Most ransomware cases end similarly, with governments refusing to pay hackers, choosing instead to switch to a more primitive version of 911 services while they rebuild their systems. Governments have caved at times, however, although officials decline to say much about those incidents, out of concern that it will encourage more attacks.

Another problem with the current 911 system is that it doesn’t accommodate the ways people communicate in the modern world ─ through texts, photos, videos, etc. That is why the 911 industry is pushing telecommunication companies and state and local governments to adopt what it calls Next Generation 911, which allows callers to send data through approved telecommunications carriers and internet service providers (while still taking calls from landlines).

Adoption of Next Generation 911 has been slow and costly, said Brian Fontes, CEO of the National Emergency Number Association, or NENA. A tiny fraction of America is on Next Generation 911; the short list includes Maine and Vermont, with Indiana, Washington state’s King County and part of Texas getting close, Fontes said.

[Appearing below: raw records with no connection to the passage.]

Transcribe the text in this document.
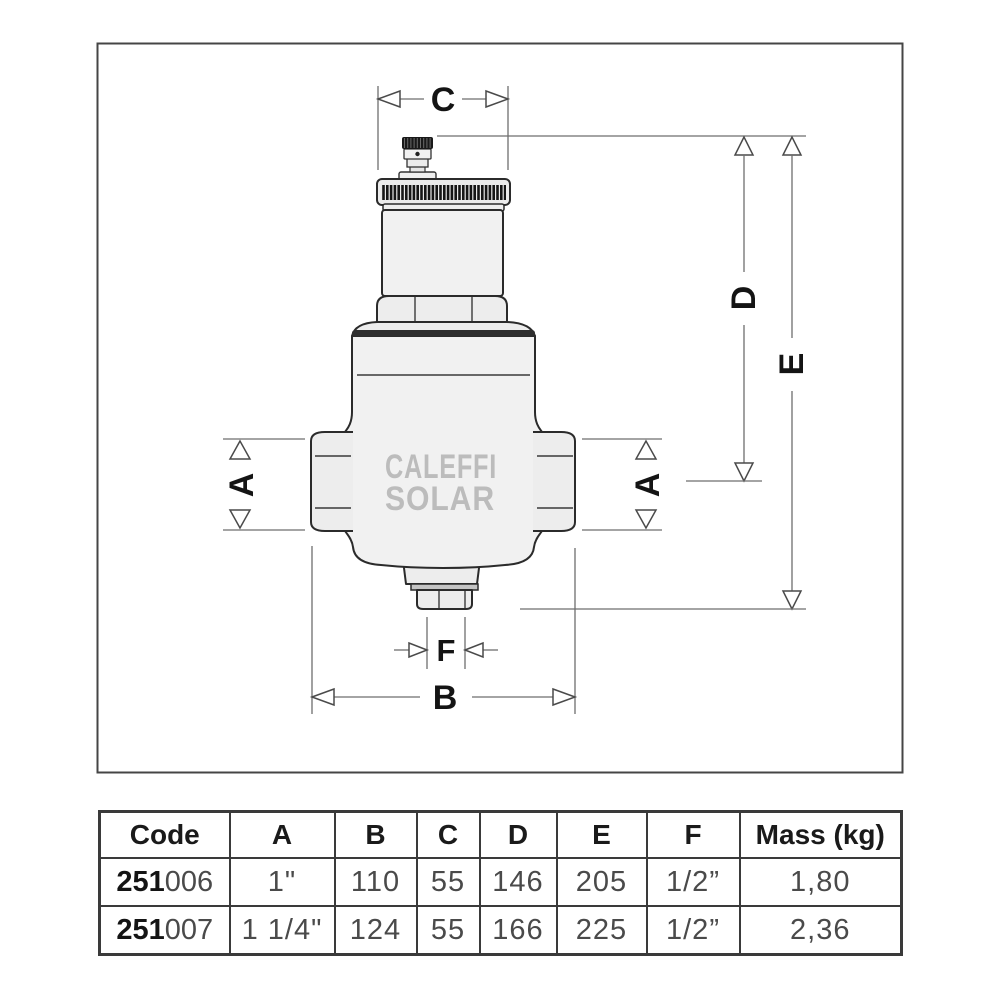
CALEFFI
SOLAR
C
D
E
A	A
F
B
Code	A	B	C	D	E	F	Mass (kg)
251006	1"	110	55	146	205	1/2”	1,80
251007	1 1/4"	124	55	166	225	1/2”	2,36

The Next Generation 911 systems will have advanced security baked into their foundations, including the ability to instantly identify suspicious activity, immediately shut down in response to intrusions, and simultaneously move incoming calls to other centers in a way that is undetectable to someone dialing for help, officials say.

But the increased connectivity also opens the modern systems to new potential modes of attack, experts say. No matter how sophisticated a defense, all it takes is one overlooked vulnerability to let hackers in, experts say.

That makes it essential to develop sophisticated defense systems run by in-house cybersecurity teams, they say.

In Baltimore’s case, the ransomware attack was discovered and repelled by Baltimore City Information Technology, which maintains defenses across the local government. It determined that the hackers had found access after a technician troubleshooting the computer-aided dispatch system made a change to a firewall and mistakenly left an opening, the city’s chief information officer, Frank Johnson, said in a statement. The FBI is now helping the city investigate.

Howard, in Tennessee, knows how his attacker obtained access to the 911 center — by finding a weak password left by a deceased former system administrator. The FBI told him it looked as if the attack came from Russia. But he still isn’t sure.

Howard cleaned and rebuilt his system, but struggles to maintain patches for his outdated CAD system. “It’s been a nightmare,” he said.

No one has been caught or prosecuted in the Tennessee or Baltimore attack.